Poly-histidine tagged proteins account for more than 90% of routine recombinant protein expression and purification. Histidine tag has many advantages over other affinity tags such as small size, high affinity for binding to IMAC resins (Immobilized metal affinity chromatography) and allows one step purification of recombinant protein. But sometimes a histidine tagged protein doesn’t bind to the affinity column and evades it’s capture and subsequent purification. Although such instances are not very common but can be very frustrating whenever they happen. However, there are ways to troubleshoot if such a problem arises and the solutions are discussed below in a step by step manner.
Does your solubilisation buffer need to be optimized?
Ni-NTA resins are sensitive to presence of reducing agents such as DTT and chelating agents such as EDTA or EGTA, make sure that the solubilisation buffers do not contain any of these substances, since they affect the binding capacity of the IMAC resins.
Usually an Imidiazole concentration of 15-25mM is maintained in the protein solubilisation/binding buffer to prevent binding of non-specific proteins to the IMAC resins, It is recommended to check the imidiazole concentration in solubilisation buffer, sometimes even low imidiazole concentrations can prevent binding of proteins to the Ni-NTA resin. In such one should carefully try lower concentrations that don’t interfere with the binding of the protein with affinity resin. Another critical factor is pH of the solubilisation buffer. When the pH of the solubilisation buffer is low, it can cause protonation of the histidine side chain and this can prevent histidine residues from coordinating with the metal required for successful binding. It is usually recommended to keep the pH of the buffer close to the isoelectric point of the protein. Addition of Imidiazole can lower the pH and it is therefore recommended to adjust the pH of the binding/solubilisation buffer after the addition of imidazole.
Is your affinity resin fresh and working ?
To ensure the affinity resin is working, perform batch binding of a control his-tagged protein (one that has been purified earlier using IMAC) along with your protein of interest both in same buffer. If control protein binds and elutes with imidiazole but your protein of interest continue to appear in flow through and column washes and doesn’t elute, it is time to get serious and look for other causes.

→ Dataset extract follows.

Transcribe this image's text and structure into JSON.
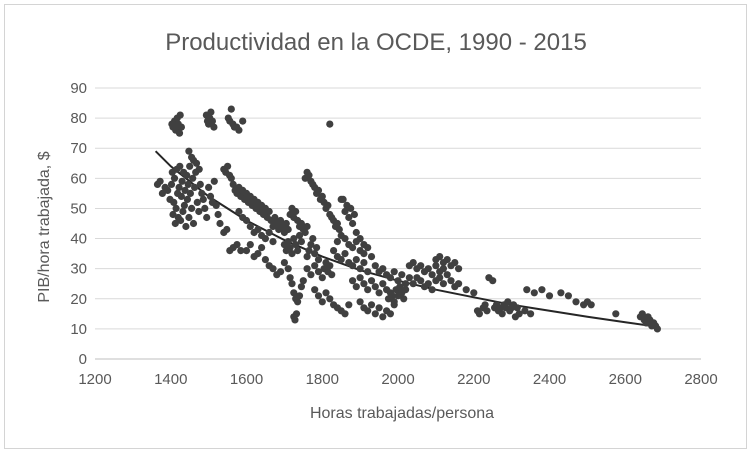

Always use fresh Ni-NTA when trying to purify a novel protein for the first time.
Is your protein hiding the histidine tag ?
Certain proteins can hide the polyhistidine tag in their folded native structure and thus prevents the binding of the protein to the IMAC affinity column. The result is that tag is not accessible to coordinate with the metal, typically nickel or cobalt. Inaccessibility of the tag can be due to tag being buried within three-dimensional conformation of a folded protein. A quick and reliable way to find this out is to perform the purification in the presence of strong denaturants such as Urea or Guanidinium Chloride in the solubilisation buffer. Both urea and guanidinium chloride are powerful denaturants and would unfold the protein, if the protein binds to the resin in presence of these denaturants, it can be said with certainty that folded protein hides the his-tag and prevents its binding to the IMAC resin. 
How to overcome it ?
There are many ways to overcome the problem of a hidden histidine tag, some of them are as follows
- Purify the protein under denaturing conditions and refold it later on.
- Add a linker sequence to separate the protein from the poly-histidine tag from the protein, usually a linker of poly-serine or poly-glycine can be used. This strategy calls for intervention at the cloning step. The presence of a flexible linker ensure that the polyhistidine tag remains available for binding to IMAC resin and is not hidden by the protein.
- Final option is to place the poly-His tag to the opposite terminus and see if such a swap allows the His-tag to bind to the affinity matrix.
Usually one of the these strategies will work but in case they still do not work, then one can go for use of larger affinity tag such as GST or MBP instead of small Histidine tag.